最終的に、両親の大切さに気づいた! とかそういう教訓的なものがあるわけでもなく、正義感でもなく、現実に戻ることを迷わない主人公のたくましさに「千と千尋の神隠し」をちょっと思い出したりもした。(と思ったら↑に引用した記事で監督もそう書いていた。)
全体的に楽しく見たのですが、なぜあの家に引っ越すことになったのかってところにちょっとひっかかってしまったんだけど、なんか説明あったかな。

ところで、最近なんで3Dが流行ってるのかよくわからないんですが(新しいカメラでも開発されたのかしら)、この「コララインとボタンの魔女」を見てて、正直なところ、3Dは苦手かもなあと思ってしまった。
というのも、今日見に行った映画館の3D眼鏡がちょっと重くて、見てるとずれるし、固定できないしっていうので気が散りすぎた。
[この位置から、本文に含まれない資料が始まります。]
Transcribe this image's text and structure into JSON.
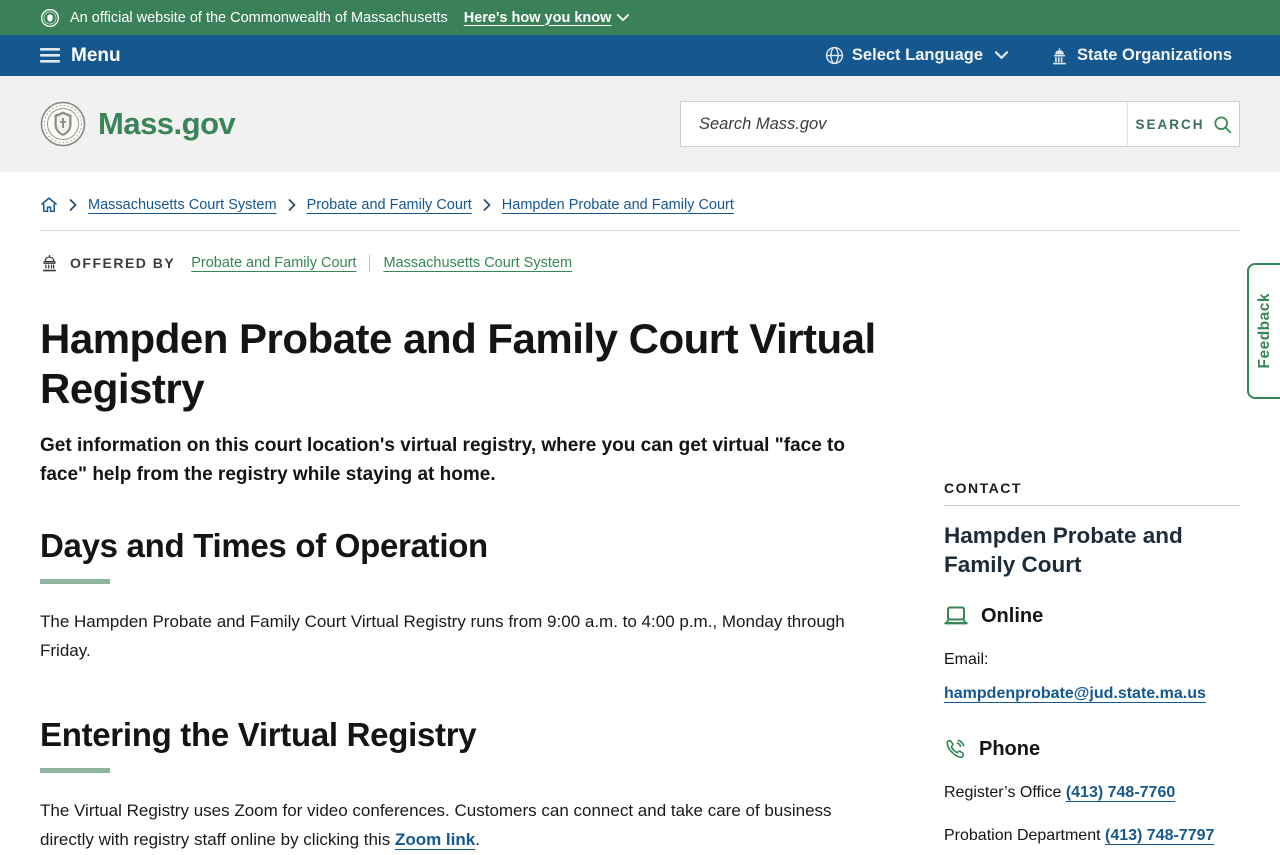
{
  "colors": {
    "brand_green": "#3a8159",
    "brand_blue": "#15578f",
    "link_blue": "#15578f",
    "accent_sage": "#8fb5a0"
  },
  "banner": {
    "text": "An official website of the Commonwealth of Massachusetts",
    "disclosure_link": "Here's how you know"
  },
  "navbar": {
    "menu_label": "Menu",
    "language_label": "Select Language",
    "state_orgs_label": "State Organizations"
  },
  "header": {
    "logo_text": "Mass.gov",
    "search_placeholder": "Search Mass.gov",
    "search_button_label": "SEARCH"
  },
  "breadcrumb": {
    "items": [
      {
        "label": "Massachusetts Court System"
      },
      {
        "label": "Probate and Family Court"
      },
      {
        "label": "Hampden Probate and Family Court"
      }
    ]
  },
  "offered_by": {
    "label": "OFFERED BY",
    "links": [
      {
        "label": "Probate and Family Court"
      },
      {
        "label": "Massachusetts Court System"
      }
    ]
  },
  "page": {
    "title": "Hampden Probate and Family Court Virtual Registry",
    "subtitle": "Get information on this court location's virtual registry, where you can get virtual \"face to face\" help from the registry while staying at home."
  },
  "sections": [
    {
      "heading": "Days and Times of Operation",
      "body": "The Hampden Probate and Family Court Virtual Registry runs from 9:00 a.m. to 4:00 p.m., Monday through Friday."
    },
    {
      "heading": "Entering the Virtual Registry",
      "body_before_link": "The Virtual Registry uses Zoom for video conferences. Customers can connect and take care of  business directly with registry staff online by clicking this ",
      "link_text": "Zoom link",
      "body_after_link": "."
    }
  ],
  "sidebar": {
    "contact_label": "CONTACT",
    "org_name": "Hampden Probate and Family Court",
    "online": {
      "heading": "Online",
      "email_label": "Email:",
      "email_link": "hampdenprobate@jud.state.ma.us"
    },
    "phone": {
      "heading": "Phone",
      "rows": [
        {
          "label": "Register’s Office ",
          "number": "(413) 748-7760"
        },
        {
          "label": "Probation Department ",
          "number": "(413) 748-7797"
        }
      ]
    }
  },
  "feedback": {
    "label": "Feedback"
  }
}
作品と関係ないところで、集中できないってのはもったいない。眼鏡はずして見てみたりもしたんだけど、やっぱり裸眼で見るものじゃないんだよなあ。
3Dってことを意識したカット(空から俯瞰する風景とか、奥行きのある絵とか)はとてもよかったので残念。
もちろん、多くの人が問題なくかけられるように作られた眼鏡だとは思うんだけど、ってのが悩ましいところです。3D作品って、ソフト化されたときはどうなるんだろう?